The levels of metals in the dispensers - where the e-liquid is kept before it is heated - were nominal and of little concern.
But once the liquid reached the tank where it was exposed to the heating coil, levels spiked significantly.
But most worrisome were the types and quantities of metals found in the vapor that the e-cigarette-users were liberally puffing on every day.
The vapor had high levels of lead, chromium, nickel and manganese.
Nearly half of the e-cigarettes were producing vapor with lead concentrations over the maximums considered safe by the Environmental Protection Agency (EPA).
'These were median levels only,' says senior study author Dr Ana María Rule. 'The actual levels of these metals varied greatly from sample to sample, and often were much higher than safe limits.'
Inhaled lead attacks the brain, central nervous system kidney, liver and bones.

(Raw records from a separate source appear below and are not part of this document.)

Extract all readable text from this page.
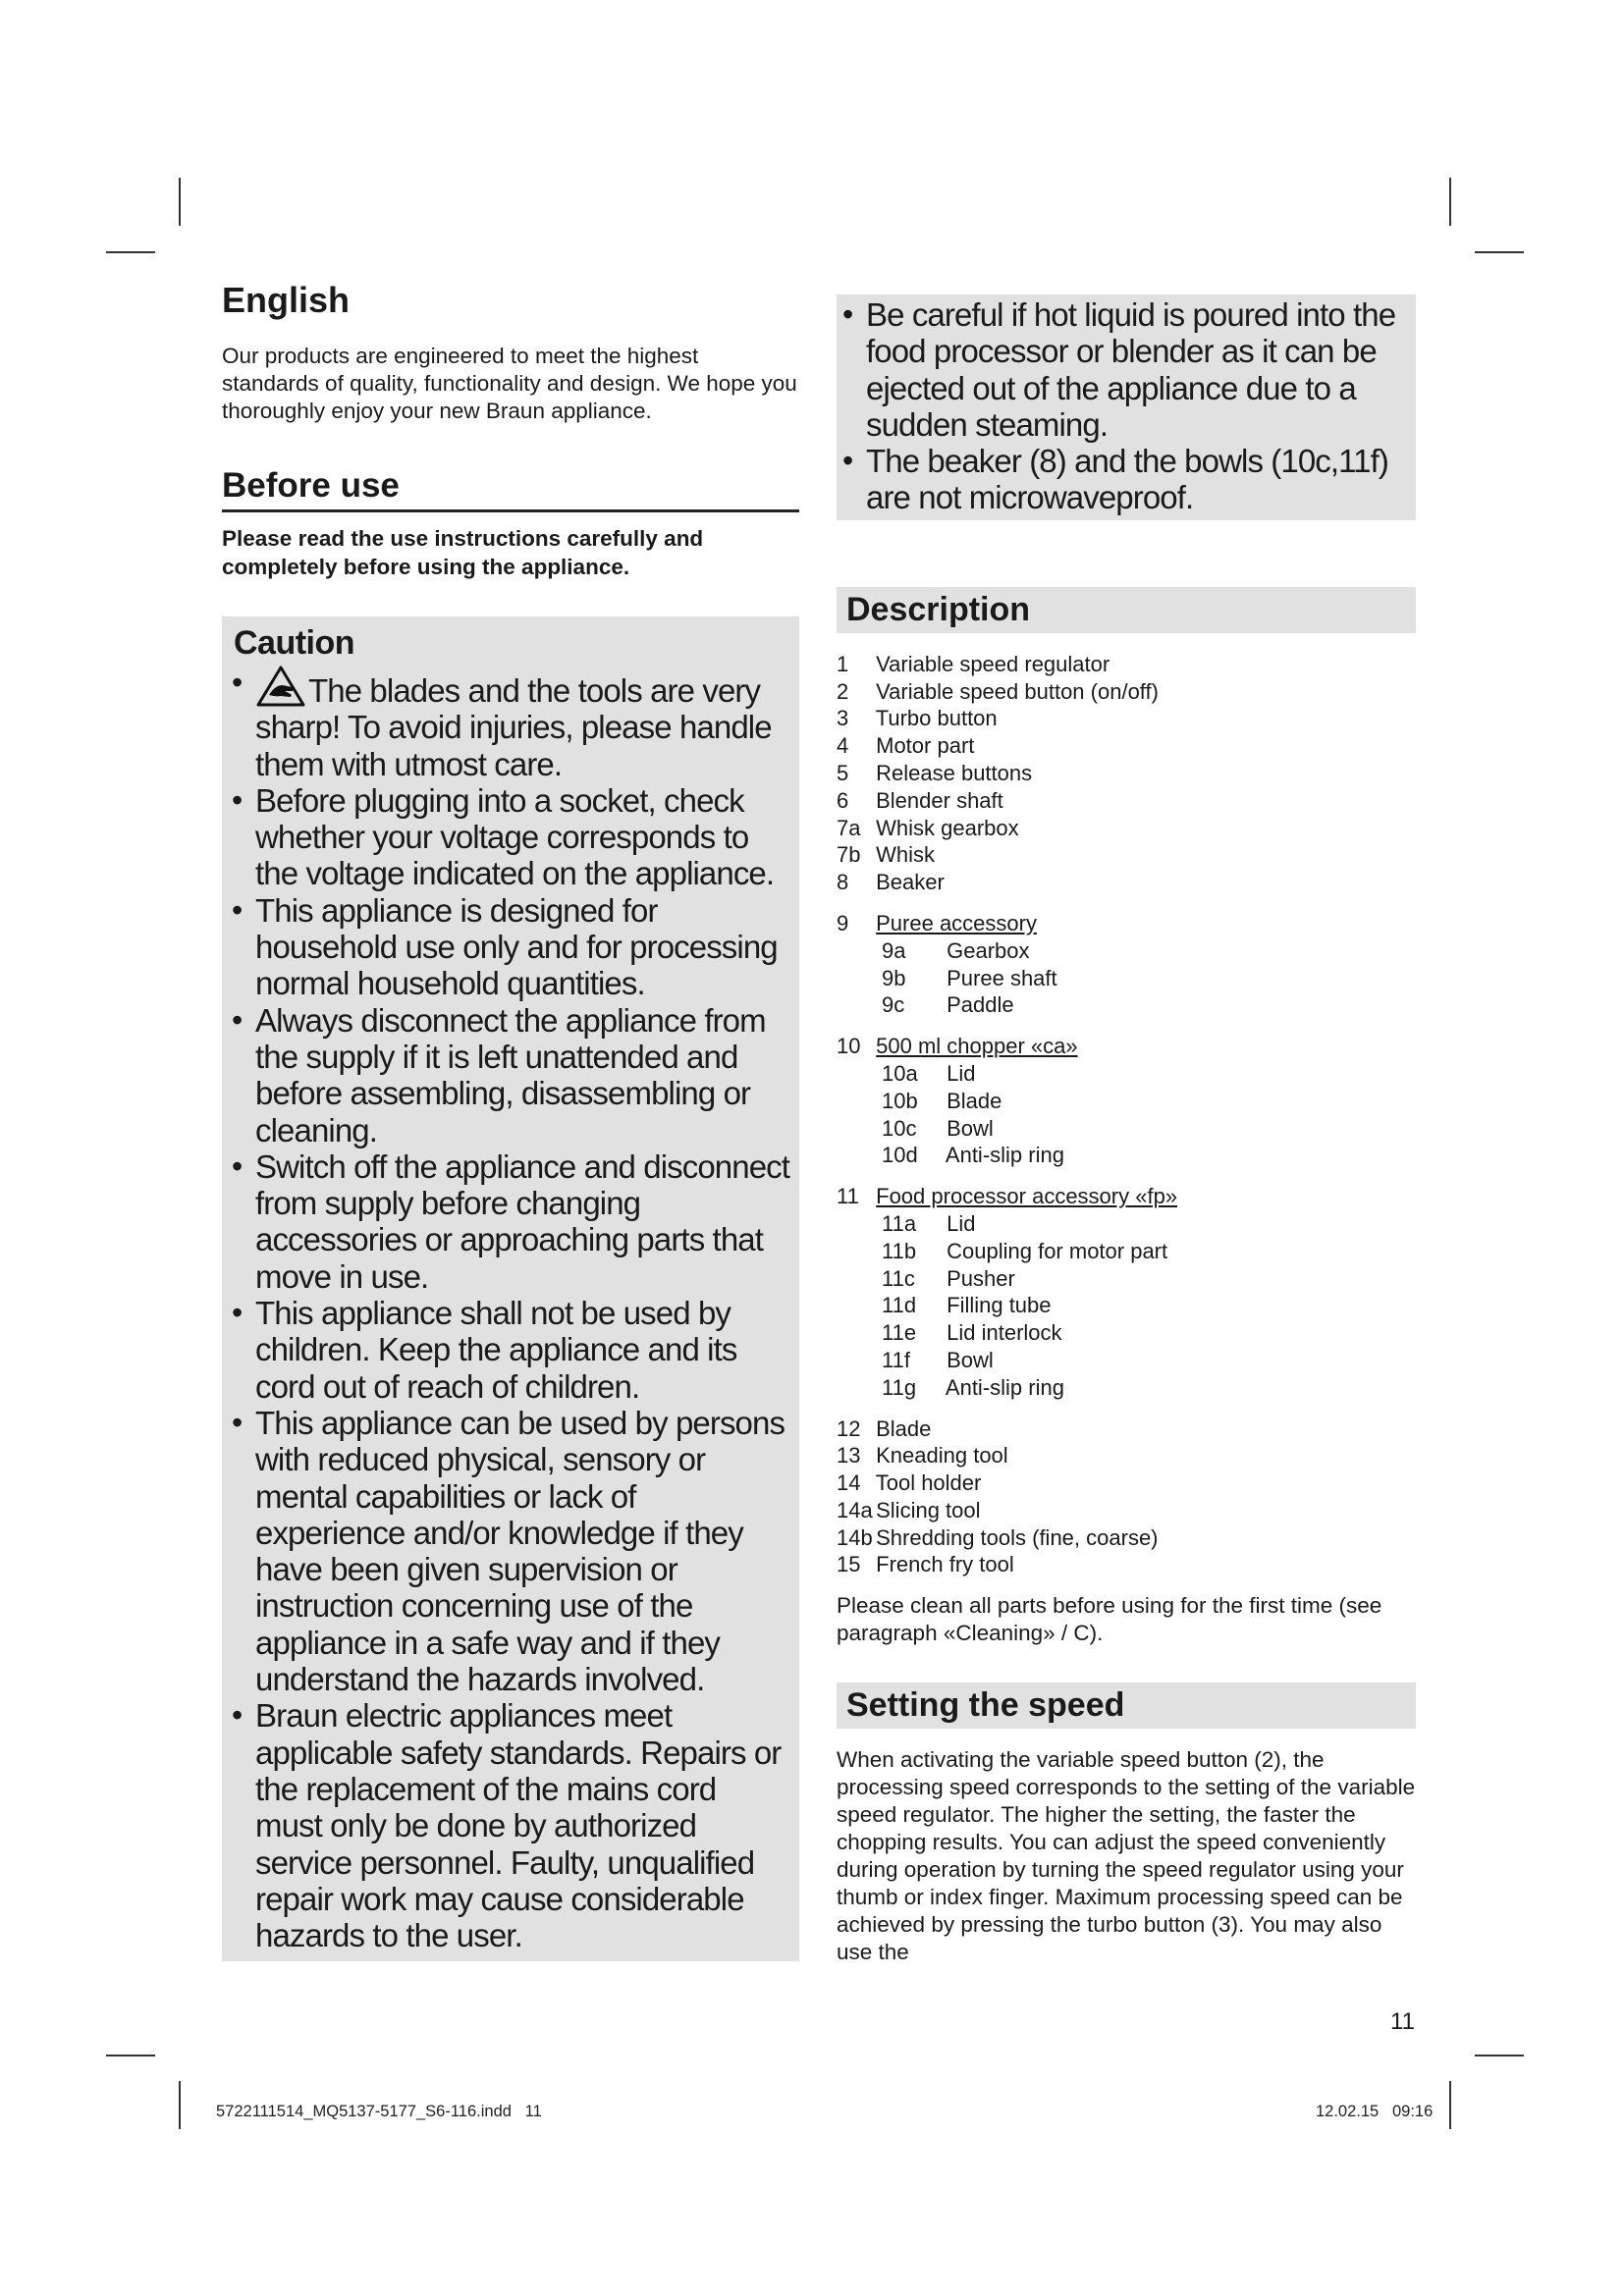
English

Our products are engineered to meet the highest standards of quality, functionality and design. We hope you thoroughly enjoy your new Braun appliance.

Before use

Please read the use instructions carefully and completely before using the appliance.

Caution
• The blades and the tools are very sharp! To avoid injuries, please handle them with utmost care.
• Before plugging into a socket, check whether your voltage corresponds to the voltage indicated on the appliance.
• This appliance is designed for household use only and for processing normal household quantities.
• Always disconnect the appliance from the supply if it is left unattended and before assembling, disassembling or cleaning.
• Switch off the appliance and disconnect from supply before changing accessories or approaching parts that move in use.
• This appliance shall not be used by children. Keep the appliance and its cord out of reach of children.
• This appliance can be used by persons with reduced physical, sensory or mental capabilities or lack of experience and/or knowledge if they have been given supervision or instruction concerning use of the appliance in a safe way and if they understand the hazards involved.
• Braun electric appliances meet applicable safety standards. Repairs or the replacement of the mains cord must only be done by authorized service personnel. Faulty, unqualified repair work may cause considerable hazards to the user.
• Be careful if hot liquid is poured into the food processor or blender as it can be ejected out of the appliance due to a sudden steaming.
• The beaker (8) and the bowls (10c,11f) are not microwaveproof.
Description
1 Variable speed regulator
2 Variable speed button (on/off)
3 Turbo button
4 Motor part
5 Release buttons
6 Blender shaft
7a Whisk gearbox
7b Whisk
8 Beaker
9 Puree accessory
9a Gearbox
9b Puree shaft
9c Paddle
10 500 ml chopper «ca»
10a Lid
10b Blade
10c Bowl
10d Anti-slip ring
11 Food processor accessory «fp»
11a Lid
11b Coupling for motor part
11c Pusher
11d Filling tube
11e Lid interlock
11f Bowl
11g Anti-slip ring
12 Blade
13 Kneading tool
14 Tool holder
14a Slicing tool
14b Shredding tools (fine, coarse)
15 French fry tool

Please clean all parts before using for the first time (see paragraph «Cleaning» / C).

Setting the speed

When activating the variable speed button (2), the processing speed corresponds to the setting of the variable speed regulator. The higher the setting, the faster the chopping results. You can adjust the speed conveniently during operation by turning the speed regulator using your thumb or index finger. Maximum processing speed can be achieved by pressing the turbo button (3). You may also use the

11
5722111514_MQ5137-5177_S6-116.indd   11	12.02.15   09:16
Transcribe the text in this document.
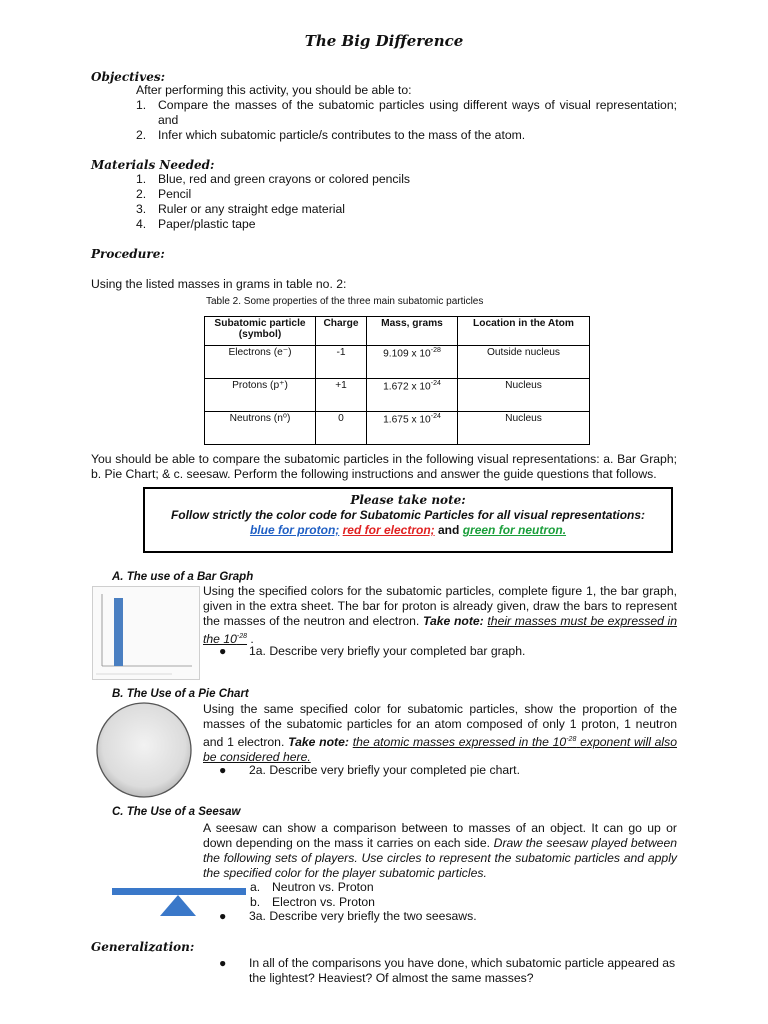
The Big Difference
Objectives:
After performing this activity, you should be able to:
1. Compare the masses of the subatomic particles using different ways of visual representation; and
2. Infer which subatomic particle/s contributes to the mass of the atom.
Materials Needed:
1. Blue, red and green crayons or colored pencils
2. Pencil
3. Ruler or any straight edge material
4. Paper/plastic tape
Procedure:
Using the listed masses in grams in table no. 2:
Table 2. Some properties of the three main subatomic particles
Subatomic particle (symbol)	Charge	Mass, grams	Location in the Atom
Electrons (e⁻)	-1	9.109 x $10^{-28}$	Outside nucleus
Protons (p⁺)	+1	1.672 x $10^{-24}$	Nucleus
Neutrons (n⁰)	0	1.675 x $10^{-24}$	Nucleus
You should be able to compare the subatomic particles in the following visual representations: a. Bar Graph; b. Pie Chart; & c. seesaw. Perform the following instructions and answer the guide questions that follows.
Please take note:
Follow strictly the color code for Subatomic Particles for all visual representations:
blue for proton; red for electron; and green for neutron.
A. The use of a Bar Graph
Using the specified colors for the subatomic particles, complete figure 1, the bar graph, given in the extra sheet. The bar for proton is already given, draw the bars to represent the masses of the neutron and electron. Take note: their masses must be expressed in the $10^{-28}$ .
● 1a. Describe very briefly your completed bar graph.
B. The Use of a Pie Chart
Using the same specified color for subatomic particles, show the proportion of the masses of the subatomic particles for an atom composed of only 1 proton, 1 neutron and 1 electron. Take note: the atomic masses expressed in the $10^{-28}$ exponent will also be considered here.
● 2a. Describe very briefly your completed pie chart.
C. The Use of a Seesaw
A seesaw can show a comparison between to masses of an object. It can go up or down depending on the mass it carries on each side. Draw the seesaw played between the following sets of players. Use circles to represent the subatomic particles and apply the specified color for the player subatomic particles.
a. Neutron vs. Proton
b. Electron vs. Proton
● 3a. Describe very briefly the two seesaws.
Generalization:
● In all of the comparisons you have done, which subatomic particle appeared as the lightest? Heaviest? Of almost the same masses?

It can stay dormant in teeth and bones, and be reactivated during pregnancy, seeping into the blood where it can reach and poison a developing fetus with the potential to cause significant brain damage.
They also found high levels of arsenic - which can cause many illnesses, including cancer - in vapor from 10 of the e-cigarettes, though it is unclear how it found its way into the vapor.
'It's important for the FDA, the e-cigarette companies and vapers themselves to know that these heating coils, as currently made, seem to be leaking toxic metals - which then get into the aerosols that vapers inhale,' Dr Rule says.
'We've established with this study that there are exposures to these metals, which is the first step, but we need also to determine the actual health effects,' she added.